Mary Shapiro, Chairman of the U.S. Securities and Exchange Commission (SEC), gave a speech at the Securities Industry and Financial Markets Association (SIFMA) annual meeting yesterday signaling the agency’s priorities in the coming months and years. Key issues raised by Chairman Shapiro include revitalizing enforcement efforts, the need for forthrightness in consumer products, as well as filling gaps in regulation, among others. The message for her audience was clear, reforms are coming, they are going to be game changers, and investors are to be the raison d’etre of each and every change.
Enforcement is a key feature in Chairman Shapiro’s drive to restore investor confidence in the financial sector. The SEC is currently in the process of internal restructuring, the goal of which is to increase the SEC’s capacity to investigate wayward broker-dealers and investment advisors. Rob Khuzami, head of enforcement at the SEC has removed an entire layer of management, thus allowing the redistribution of dozens of attorneys back to the, “front lines.”

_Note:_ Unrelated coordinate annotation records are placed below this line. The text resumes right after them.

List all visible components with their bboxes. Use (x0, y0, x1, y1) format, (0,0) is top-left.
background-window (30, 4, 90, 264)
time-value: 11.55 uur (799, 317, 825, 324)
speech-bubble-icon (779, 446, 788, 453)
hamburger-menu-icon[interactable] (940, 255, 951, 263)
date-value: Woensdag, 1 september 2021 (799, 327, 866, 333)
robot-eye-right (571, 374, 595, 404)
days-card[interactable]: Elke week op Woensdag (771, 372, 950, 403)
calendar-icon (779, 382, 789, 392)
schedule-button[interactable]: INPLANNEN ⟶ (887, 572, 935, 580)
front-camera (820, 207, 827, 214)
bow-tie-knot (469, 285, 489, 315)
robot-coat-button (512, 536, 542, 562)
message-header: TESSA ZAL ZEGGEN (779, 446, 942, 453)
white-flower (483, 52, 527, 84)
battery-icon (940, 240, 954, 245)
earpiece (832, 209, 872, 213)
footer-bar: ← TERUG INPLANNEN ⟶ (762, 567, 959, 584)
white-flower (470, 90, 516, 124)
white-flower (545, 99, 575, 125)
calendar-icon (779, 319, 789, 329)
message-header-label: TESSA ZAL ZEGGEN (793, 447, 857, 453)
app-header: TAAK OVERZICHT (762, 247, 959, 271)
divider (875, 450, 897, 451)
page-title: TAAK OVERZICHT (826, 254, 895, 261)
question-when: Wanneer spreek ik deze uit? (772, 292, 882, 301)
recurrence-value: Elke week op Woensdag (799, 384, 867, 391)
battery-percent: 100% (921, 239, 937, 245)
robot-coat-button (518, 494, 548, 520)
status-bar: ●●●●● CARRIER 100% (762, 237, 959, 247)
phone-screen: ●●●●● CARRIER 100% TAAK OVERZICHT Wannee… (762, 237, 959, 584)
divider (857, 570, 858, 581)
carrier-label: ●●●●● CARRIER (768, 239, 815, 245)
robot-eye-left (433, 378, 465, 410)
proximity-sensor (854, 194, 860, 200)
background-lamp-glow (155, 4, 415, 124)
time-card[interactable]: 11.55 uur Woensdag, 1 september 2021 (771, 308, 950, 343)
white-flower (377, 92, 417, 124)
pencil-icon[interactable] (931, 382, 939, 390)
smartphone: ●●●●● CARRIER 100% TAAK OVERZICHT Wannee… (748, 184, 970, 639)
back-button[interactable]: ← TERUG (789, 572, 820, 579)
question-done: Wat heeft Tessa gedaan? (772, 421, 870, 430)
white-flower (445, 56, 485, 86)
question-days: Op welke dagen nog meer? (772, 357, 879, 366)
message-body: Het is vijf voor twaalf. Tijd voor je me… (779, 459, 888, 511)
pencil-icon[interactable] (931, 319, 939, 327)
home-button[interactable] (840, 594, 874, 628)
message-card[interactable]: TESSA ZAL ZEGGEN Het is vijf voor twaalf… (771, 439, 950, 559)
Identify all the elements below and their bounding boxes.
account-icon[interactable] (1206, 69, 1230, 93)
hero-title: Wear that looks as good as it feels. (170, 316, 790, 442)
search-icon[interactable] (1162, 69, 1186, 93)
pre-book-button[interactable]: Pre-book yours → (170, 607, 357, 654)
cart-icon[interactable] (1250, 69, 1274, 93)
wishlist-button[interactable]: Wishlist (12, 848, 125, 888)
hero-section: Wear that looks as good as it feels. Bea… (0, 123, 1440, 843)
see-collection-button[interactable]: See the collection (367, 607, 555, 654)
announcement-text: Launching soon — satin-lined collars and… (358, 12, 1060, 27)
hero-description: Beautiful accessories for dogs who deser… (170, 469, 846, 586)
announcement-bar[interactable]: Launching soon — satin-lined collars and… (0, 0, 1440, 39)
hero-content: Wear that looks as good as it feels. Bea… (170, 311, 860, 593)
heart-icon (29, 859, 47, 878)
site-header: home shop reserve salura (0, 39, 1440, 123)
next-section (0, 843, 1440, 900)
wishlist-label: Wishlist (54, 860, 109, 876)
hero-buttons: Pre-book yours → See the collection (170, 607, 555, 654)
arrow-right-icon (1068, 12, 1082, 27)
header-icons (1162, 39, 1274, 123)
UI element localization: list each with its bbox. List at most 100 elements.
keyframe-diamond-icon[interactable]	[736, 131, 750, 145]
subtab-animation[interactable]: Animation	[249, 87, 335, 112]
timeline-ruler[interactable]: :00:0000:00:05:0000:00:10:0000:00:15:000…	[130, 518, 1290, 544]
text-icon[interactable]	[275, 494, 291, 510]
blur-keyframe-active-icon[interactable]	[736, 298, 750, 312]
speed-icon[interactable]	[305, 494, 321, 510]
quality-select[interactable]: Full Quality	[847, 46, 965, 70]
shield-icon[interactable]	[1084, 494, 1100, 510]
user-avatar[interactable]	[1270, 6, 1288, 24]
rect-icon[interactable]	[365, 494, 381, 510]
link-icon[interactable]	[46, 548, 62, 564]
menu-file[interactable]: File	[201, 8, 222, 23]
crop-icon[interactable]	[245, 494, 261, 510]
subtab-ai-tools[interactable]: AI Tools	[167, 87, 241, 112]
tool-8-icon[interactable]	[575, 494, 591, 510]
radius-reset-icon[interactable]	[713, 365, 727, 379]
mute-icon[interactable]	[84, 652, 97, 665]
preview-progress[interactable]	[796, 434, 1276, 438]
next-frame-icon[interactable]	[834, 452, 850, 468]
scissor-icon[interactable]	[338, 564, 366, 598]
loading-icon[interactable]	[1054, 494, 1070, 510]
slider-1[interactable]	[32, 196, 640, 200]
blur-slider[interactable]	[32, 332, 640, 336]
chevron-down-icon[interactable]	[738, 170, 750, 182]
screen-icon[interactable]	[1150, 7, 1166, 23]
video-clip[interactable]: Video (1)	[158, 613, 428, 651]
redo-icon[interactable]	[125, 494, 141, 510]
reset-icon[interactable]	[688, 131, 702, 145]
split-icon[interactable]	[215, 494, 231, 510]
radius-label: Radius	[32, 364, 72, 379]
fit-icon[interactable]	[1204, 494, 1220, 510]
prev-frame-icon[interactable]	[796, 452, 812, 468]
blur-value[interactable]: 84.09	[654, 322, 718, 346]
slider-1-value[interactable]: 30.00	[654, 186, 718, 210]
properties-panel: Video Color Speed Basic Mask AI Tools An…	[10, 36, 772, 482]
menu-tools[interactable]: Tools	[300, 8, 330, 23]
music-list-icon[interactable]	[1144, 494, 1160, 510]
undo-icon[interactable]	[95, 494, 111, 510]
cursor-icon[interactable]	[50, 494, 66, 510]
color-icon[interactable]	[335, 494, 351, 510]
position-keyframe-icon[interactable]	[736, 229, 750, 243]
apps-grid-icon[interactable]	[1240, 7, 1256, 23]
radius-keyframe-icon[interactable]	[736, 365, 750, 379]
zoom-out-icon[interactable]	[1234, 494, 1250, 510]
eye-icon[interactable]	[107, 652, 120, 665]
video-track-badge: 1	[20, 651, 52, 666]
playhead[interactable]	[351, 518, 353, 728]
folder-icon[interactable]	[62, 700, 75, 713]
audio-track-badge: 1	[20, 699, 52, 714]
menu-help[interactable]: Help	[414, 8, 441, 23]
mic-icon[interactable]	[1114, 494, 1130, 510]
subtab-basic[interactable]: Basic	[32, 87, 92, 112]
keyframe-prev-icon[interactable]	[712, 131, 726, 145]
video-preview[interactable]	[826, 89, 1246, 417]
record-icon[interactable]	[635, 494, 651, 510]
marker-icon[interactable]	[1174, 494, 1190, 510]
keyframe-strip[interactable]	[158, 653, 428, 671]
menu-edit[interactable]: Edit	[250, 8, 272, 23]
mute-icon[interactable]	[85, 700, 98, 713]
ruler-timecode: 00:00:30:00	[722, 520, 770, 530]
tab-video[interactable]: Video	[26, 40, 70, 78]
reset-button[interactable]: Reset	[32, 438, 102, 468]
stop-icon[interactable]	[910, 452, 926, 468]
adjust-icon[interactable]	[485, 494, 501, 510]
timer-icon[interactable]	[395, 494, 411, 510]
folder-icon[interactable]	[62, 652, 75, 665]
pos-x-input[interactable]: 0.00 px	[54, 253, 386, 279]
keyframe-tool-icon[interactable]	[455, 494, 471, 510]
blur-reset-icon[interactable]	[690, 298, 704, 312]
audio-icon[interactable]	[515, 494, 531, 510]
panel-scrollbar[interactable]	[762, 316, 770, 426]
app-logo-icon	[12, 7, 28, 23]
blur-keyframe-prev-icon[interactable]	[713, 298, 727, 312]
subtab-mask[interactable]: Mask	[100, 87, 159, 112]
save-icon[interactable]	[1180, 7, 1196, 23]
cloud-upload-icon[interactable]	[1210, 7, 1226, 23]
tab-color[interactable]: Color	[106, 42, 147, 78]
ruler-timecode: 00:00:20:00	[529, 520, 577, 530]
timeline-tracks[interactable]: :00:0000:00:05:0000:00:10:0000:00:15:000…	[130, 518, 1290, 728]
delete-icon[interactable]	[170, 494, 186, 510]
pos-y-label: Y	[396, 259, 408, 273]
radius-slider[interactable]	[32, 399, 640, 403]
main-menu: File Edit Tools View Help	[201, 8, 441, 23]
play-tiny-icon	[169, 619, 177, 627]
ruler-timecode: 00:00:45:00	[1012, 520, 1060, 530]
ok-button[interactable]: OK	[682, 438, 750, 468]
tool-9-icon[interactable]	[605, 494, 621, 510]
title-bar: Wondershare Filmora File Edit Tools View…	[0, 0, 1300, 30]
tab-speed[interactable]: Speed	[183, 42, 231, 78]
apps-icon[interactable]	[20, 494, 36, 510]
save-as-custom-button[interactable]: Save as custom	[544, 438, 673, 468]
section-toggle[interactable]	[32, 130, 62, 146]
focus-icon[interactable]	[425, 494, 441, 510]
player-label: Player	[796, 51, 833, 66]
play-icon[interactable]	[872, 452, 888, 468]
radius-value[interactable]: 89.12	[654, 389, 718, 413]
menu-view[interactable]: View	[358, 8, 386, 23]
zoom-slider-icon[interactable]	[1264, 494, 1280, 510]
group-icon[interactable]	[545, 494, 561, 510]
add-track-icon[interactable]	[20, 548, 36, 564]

In addition to the need for greater enforcement, Chairman Shapiro clearly has her eye on new rules and regulations aimed at helping investors understand the very products in which they are putting their hard-earned capital. All too often, new and innovative financial products are failing to provide simple, clear disclosures of risk to investors. In Chairman Shapiro’s words, “America’s investors and future retirees deserve products that they can understand and evaluate.” Specifically, target date funds and securitized life settlements will be thoroughly scrutinized.
Regulatory gaps are one issue that many advocates for investor’s rights hope Chairman Shapiro will address posthaste. Hedge funds have been largely unregulated in the past, and many have been hit with sharp declines in assets in response to the current economic crisis. Sadly, due to lack of regulation, it has been next to impossible to monitor the risk and potential illicit activity perpetrated by hedge fund managers. Recent headlines, such as the Galleon Group scandal, may have been avoided if sufficient regulations existed.
The SEC also sees a need for a common fiduciary standard for broker-dealers and independent advisors. As Chairman Shapiro points out, “investors don’t make a distinction between the two [brokers and advisors] – and neither should we.” While many have echoed such sentiments, among them Richard Ketchum, Chairman of the Financial Industry Regulatory Authority (FINRA) as well as countless securities attorneys, it remains to be seen if words will beget action. Her words were forceful, however, and being that her audience included many leaders of the very financial firms she hopes to greater regulate, one can hope they take note.